Dalvin Cook had rushed for 65 yards on 17 carries and a touchdown and caught four passes for 29 yards to help the Vikings take a 13-0 halftime lead in their Week 5 game at Seattle. But whatever hope the 1-3 team had for turning around its season appeared to be lost when the running back came up hobbling after catching a Kirk Cousins pass on the Vikings’ first play from scrimmage in the third quarter.
Cook attempted to return for one more play but had trouble moving. Alexander Mattison replaced him, failed to get a yard on a fourth-and-1 from the Seahawks’ 6-yard line with his team leading late in the fourth quarter and quarterback Russell Wilson led Seattle on a 94-yard game-winning drive.
Cook did not play in the Vikings’ 40-23 loss the following Sunday to previously winless Atlanta at U.S. Bank Stadium and Minnesota entered its bye week with a 1-5 record and little hope for recovery. Cook, a second-round pick in 2017, had missed 12 games in his rookie season because of a torn ACL, five games in his second year because of a hamstring issue and two games last year because of a chest injury that also limited him in other late-season games.
The question was how much time would Cook’s latest injury, a groin issue, keep him out? While some of us were expecting Cook to potentially miss substantial playing time, Vikings coach Mike Zimmer and offensive coordinator Gary Kubiak were devising a plan to increase Cook’s role in the offense.
Three games later, it has gone better than Zimmer or Kubiak could have expected.
The Vikings have used the Dalvin Plan to get their season back on track, beating NFC North rivals Green Bay (28-22), Detroit (34-20) and Chicago (19-13). Minnesota has a realistic path to extending its winning streak to six with upcoming home games against Dallas, Carolina and Jacksonville. Those three teams are a combined 6-22.
Cook’s workload and production were significant in the four games before he was injured. Signed to a five-year, $63 million extension just before the season, he was averaging 20.8 touches per game, rushing for 489 yards on 92 carries (5.3 yards per carry) with seven touchdowns and catching 12 passes for 64 yards.
But in the three games since the bye, Cook has touched the ball an average of 30, yes, 30, times per game. He has gained 465 yards on 82 carries with five touchdowns and caught eight passes for 125 yards and another score. He ran for 163 yards on 30 carries and three touchdowns and caught two passes for 63 yards and TD in the victory over Green Bay. The 32 touches were a career high. Cook exceeded that number on Monday night at Soldier Field, gaining 96 yards on 30 rushing attempts and gaining 16 yards on four receptions.

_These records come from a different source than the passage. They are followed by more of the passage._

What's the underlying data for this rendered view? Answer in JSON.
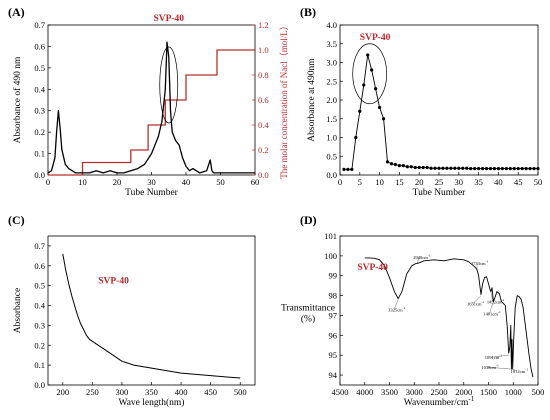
{
  "chart_data": [
    {
      "panel": "(A)",
      "type": "line",
      "annotation": "SVP-40",
      "xlabel": "Tube Number",
      "ylabel": "Absorbance of 490 nm",
      "ylabel_right": "The molar concentration of Nacl（mol/L）",
      "xlim": [
        0,
        60
      ],
      "ylim": [
        0,
        0.7
      ],
      "ylim_right": [
        0,
        1.2
      ],
      "xticks": [
        "0",
        "10",
        "20",
        "30",
        "40",
        "50",
        "60"
      ],
      "yticks": [
        "0.0",
        "0.1",
        "0.2",
        "0.3",
        "0.4",
        "0.5",
        "0.6",
        "0.7"
      ],
      "yticks_right": [
        "0.0",
        "0.2",
        "0.4",
        "0.6",
        "0.8",
        "1.0",
        "1.2"
      ],
      "series": [
        {
          "color": "#000000",
          "x": [
            0,
            1,
            2,
            2.5,
            3,
            3.5,
            4,
            5,
            6,
            7,
            8,
            9,
            10,
            12,
            14,
            16,
            18,
            20,
            22,
            24,
            26,
            28,
            30,
            31,
            32,
            33,
            34,
            34.5,
            35,
            35.5,
            36,
            37,
            38,
            39,
            40,
            41,
            42,
            44,
            46,
            47,
            47.5,
            48,
            49,
            50,
            52,
            54,
            56,
            58,
            60
          ],
          "y": [
            0.01,
            0.02,
            0.08,
            0.2,
            0.3,
            0.22,
            0.12,
            0.05,
            0.03,
            0.02,
            0.01,
            0.01,
            0.01,
            0.01,
            0.02,
            0.01,
            0.02,
            0.01,
            0.01,
            0.02,
            0.03,
            0.05,
            0.1,
            0.14,
            0.18,
            0.25,
            0.4,
            0.62,
            0.55,
            0.3,
            0.2,
            0.16,
            0.14,
            0.08,
            0.04,
            0.02,
            0.03,
            0.01,
            0.02,
            0.07,
            0.02,
            0.01,
            0.01,
            0.01,
            0.01,
            0.01,
            0.01,
            0.01,
            0.01
          ]
        },
        {
          "color": "#b5302a",
          "axis": "right",
          "x": [
            0,
            10,
            10,
            24,
            24,
            29,
            29,
            34,
            34,
            40,
            40,
            49,
            49,
            60
          ],
          "y": [
            0,
            0,
            0.1,
            0.1,
            0.2,
            0.2,
            0.4,
            0.4,
            0.6,
            0.6,
            0.8,
            0.8,
            1.0,
            1.0
          ]
        }
      ]
    },
    {
      "panel": "(B)",
      "type": "line",
      "annotation": "SVP-40",
      "xlabel": "Tube Number",
      "ylabel": "Absorbance at 490nm",
      "xlim": [
        0,
        50
      ],
      "ylim": [
        0,
        4.0
      ],
      "xticks": [
        "0",
        "5",
        "10",
        "15",
        "20",
        "25",
        "30",
        "35",
        "40",
        "45",
        "50"
      ],
      "yticks": [
        "0.0",
        "0.5",
        "1.0",
        "1.5",
        "2.0",
        "2.5",
        "3.0",
        "3.5",
        "4.0"
      ],
      "series": [
        {
          "color": "#000000",
          "x": [
            1,
            2,
            3,
            4,
            5,
            6,
            7,
            8,
            9,
            10,
            11,
            12,
            13,
            14,
            15,
            16,
            17,
            18,
            19,
            20,
            21,
            22,
            23,
            24,
            25,
            26,
            27,
            28,
            29,
            30,
            31,
            32,
            33,
            34,
            35,
            36,
            37,
            38,
            39,
            40,
            41,
            42,
            43,
            44,
            45,
            46,
            47,
            48,
            49,
            50
          ],
          "y": [
            0.15,
            0.15,
            0.15,
            1.0,
            1.7,
            2.4,
            3.2,
            2.8,
            2.3,
            1.8,
            1.5,
            0.35,
            0.3,
            0.28,
            0.25,
            0.25,
            0.22,
            0.22,
            0.2,
            0.2,
            0.2,
            0.2,
            0.18,
            0.18,
            0.18,
            0.18,
            0.18,
            0.18,
            0.18,
            0.18,
            0.18,
            0.18,
            0.17,
            0.17,
            0.17,
            0.17,
            0.17,
            0.17,
            0.17,
            0.17,
            0.17,
            0.17,
            0.17,
            0.17,
            0.17,
            0.17,
            0.17,
            0.17,
            0.17,
            0.17
          ]
        }
      ]
    },
    {
      "panel": "(C)",
      "type": "line",
      "annotation": "SVP-40",
      "xlabel": "Wave length(nm)",
      "ylabel": "Absorbance",
      "xlim": [
        175,
        525
      ],
      "ylim": [
        0,
        0.75
      ],
      "xticks": [
        "200",
        "250",
        "300",
        "350",
        "400",
        "450",
        "500"
      ],
      "yticks": [
        "0.0",
        "0.1",
        "0.2",
        "0.3",
        "0.4",
        "0.5",
        "0.6",
        "0.7"
      ],
      "series": [
        {
          "color": "#000000",
          "x": [
            200,
            205,
            210,
            215,
            220,
            225,
            230,
            235,
            240,
            245,
            250,
            260,
            270,
            280,
            290,
            300,
            320,
            340,
            360,
            380,
            400,
            420,
            440,
            460,
            480,
            500
          ],
          "y": [
            0.66,
            0.58,
            0.51,
            0.45,
            0.4,
            0.35,
            0.31,
            0.28,
            0.25,
            0.23,
            0.22,
            0.2,
            0.18,
            0.16,
            0.14,
            0.12,
            0.1,
            0.09,
            0.08,
            0.07,
            0.06,
            0.055,
            0.05,
            0.045,
            0.04,
            0.035
          ]
        }
      ]
    },
    {
      "panel": "(D)",
      "type": "line",
      "annotation": "SVP-40",
      "xlabel": "Wavenumber/cm",
      "xlabel_sup": "-1",
      "ylabel": "Transmittance",
      "ylabel2": "(%)",
      "xlim": [
        4500,
        500
      ],
      "ylim": [
        93.5,
        101
      ],
      "xticks": [
        "4500",
        "4000",
        "3500",
        "3000",
        "2500",
        "2000",
        "1500",
        "1000",
        "500"
      ],
      "yticks": [
        "94",
        "95",
        "96",
        "97",
        "98",
        "99",
        "100",
        "101"
      ],
      "peaks": [
        {
          "wn": 3325,
          "y": 97.8,
          "label": "3325cm",
          "sup": "-1"
        },
        {
          "wn": 2940,
          "y": 99.6,
          "label": "2940cm",
          "sup": "-1"
        },
        {
          "wn": 1733,
          "y": 99.3,
          "label": "1733cm",
          "sup": "-1"
        },
        {
          "wn": 1651,
          "y": 98.0,
          "label": "1651cm",
          "sup": "-1"
        },
        {
          "wn": 1452,
          "y": 98.2,
          "label": "1452cm",
          "sup": "-1"
        },
        {
          "wn": 1401,
          "y": 97.7,
          "label": "1401cm",
          "sup": "-1"
        },
        {
          "wn": 1091,
          "y": 95.0,
          "label": "1091cm",
          "sup": "-1"
        },
        {
          "wn": 1038,
          "y": 94.3,
          "label": "1038cm",
          "sup": "-1"
        },
        {
          "wn": 1012,
          "y": 94.3,
          "label": "1012cm",
          "sup": "-1"
        }
      ],
      "series": [
        {
          "color": "#000000",
          "x": [
            4000,
            3900,
            3800,
            3700,
            3600,
            3500,
            3400,
            3325,
            3250,
            3150,
            3050,
            2980,
            2940,
            2900,
            2800,
            2600,
            2400,
            2200,
            2000,
            1900,
            1800,
            1760,
            1733,
            1700,
            1680,
            1651,
            1620,
            1580,
            1540,
            1500,
            1470,
            1452,
            1430,
            1401,
            1370,
            1330,
            1280,
            1240,
            1200,
            1160,
            1120,
            1091,
            1070,
            1050,
            1038,
            1025,
            1012,
            995,
            960,
            920,
            880,
            840,
            800,
            760,
            720,
            680,
            640,
            600
          ],
          "y": [
            99.9,
            99.9,
            99.88,
            99.8,
            99.5,
            98.9,
            98.2,
            97.85,
            98.2,
            99.1,
            99.5,
            99.6,
            99.62,
            99.65,
            99.75,
            99.8,
            99.75,
            99.85,
            99.8,
            99.7,
            99.5,
            99.4,
            99.3,
            99.0,
            98.6,
            98.05,
            98.6,
            98.9,
            98.95,
            98.6,
            98.3,
            98.2,
            98.4,
            97.7,
            97.9,
            98.2,
            98.1,
            97.7,
            97.6,
            97.5,
            96.4,
            95.1,
            95.4,
            96.5,
            94.3,
            95.8,
            94.3,
            95.6,
            97.4,
            98.0,
            97.95,
            97.8,
            97.4,
            96.6,
            95.8,
            95.0,
            94.3,
            93.9
          ]
        }
      ]
    }
  ]
}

Cook’s 3.2-yard rushing average might not have been impressive, but what did impress was Kubiak’s willingness to stick with the run against a Bears defense that was focused on not letting Cook beat them. The Bears punished Cook plenty of times but each time he got up. There was one scary moment in the second half where Cook stayed down and had to leave for a play, but it turned out he had fumbled the ball near the end of his carry and the football hit him in a sensitive area as he fell.

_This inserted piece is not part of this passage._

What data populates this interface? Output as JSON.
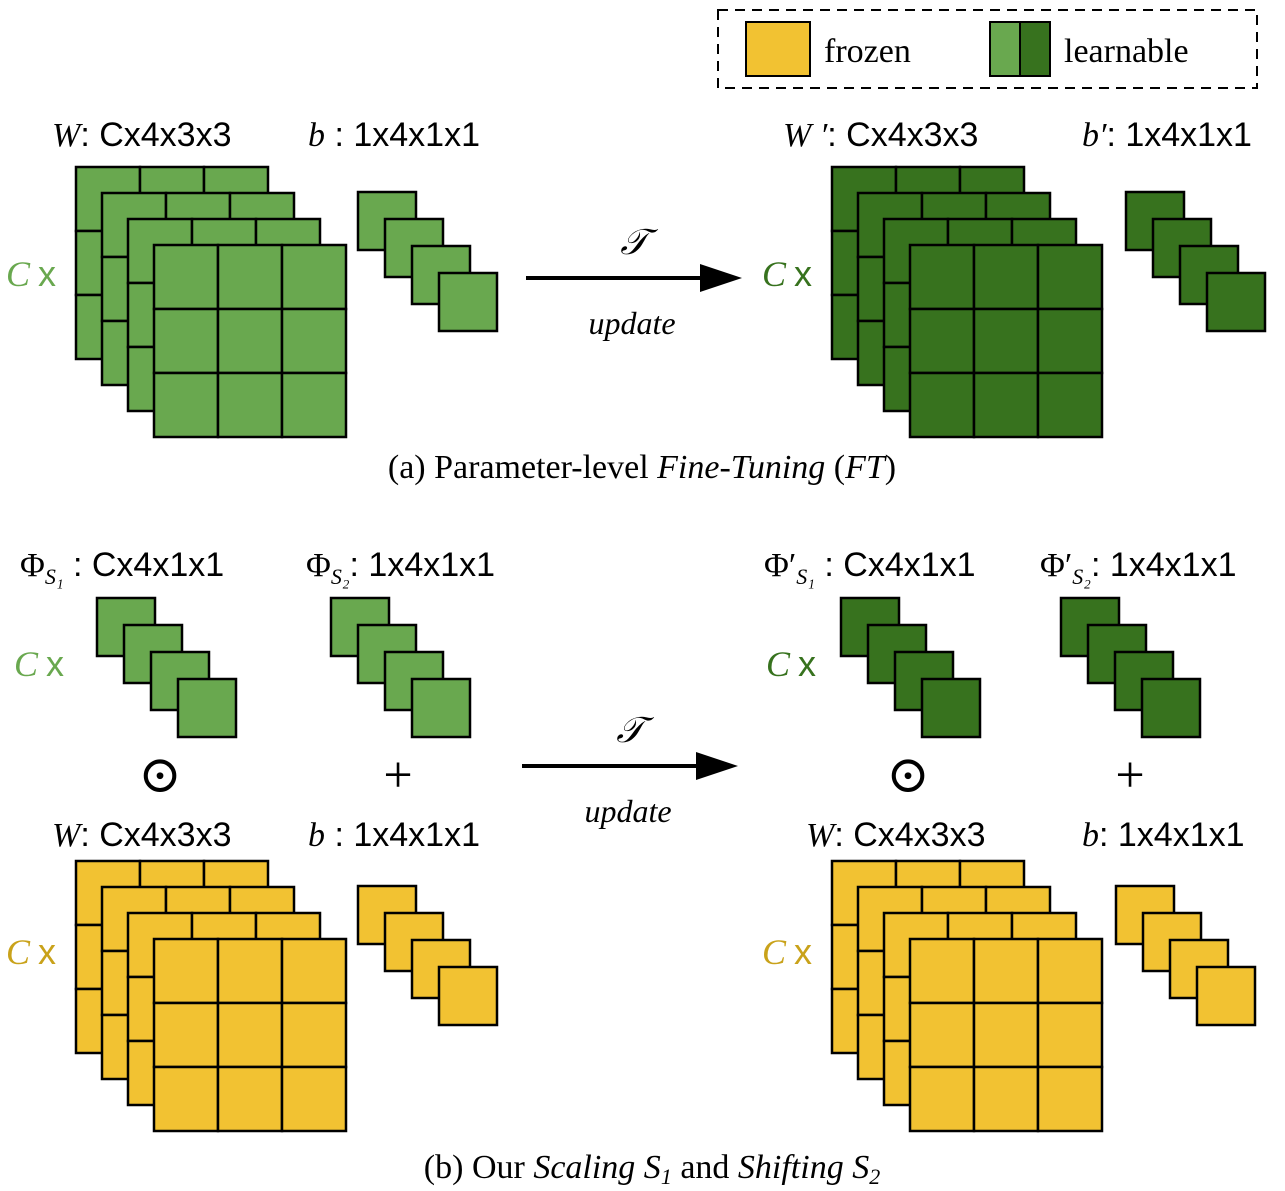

Cook has touched the ball 194 times this season, putting him behind only Tennessee’s Derrick Henry (212 touches) and Las Vegas’ Josh Jacobs (205) among NFL running backs. Henry and Jacobs have played in nine games apiece, while Cook is at eight (or 7.5, really, since he missed time against Seattle). Cook also leads the NFL in rushing with 954 yards, a 5.5-yard average, and 12 touchdowns. That is 8 more yards than Henry, who has 27 more carries.
Making Cook the centerpiece of the Vikings’ offense clearly makes everyone better, including quarterback Kirk Cousins, but the question is whether Zimmer and Kubiak can continue to use Cook this much and keep him healthy? The comeback to that: Can they afford to cut back on Cook’s carries and touches?
“My body feels good after that one,” Cook said Wednesday. “I’m ready to play another one. … You stay in your routine, get your mind back ready to go. With me, it’s about getting my body back in line to take those touches. I know mentally I’m there, I’m checked in, I’m ready to go and that’s just about getting my body ready to go. But I can take (the reps) because I’m ready.”
As long as that remains the case, the once struggling Vikings have a chance to remain in the playoff race.
“I think a lot of that depends on Dalvin, as we continue to move forward,” Zimmer said of Cook’s workload. “We take pretty good care of him during the week, each situation is a little bit different. Last week (against the Bears) was a little bit more of a physicality of game, with the front that they had. We’ll continue to look at all those things and look to get Alexander in there a little bit more. But when the game gets on the line, in situations like that, he doesn’t want to not be out there with his guys. … When I say a lot of it depends on him, it does.”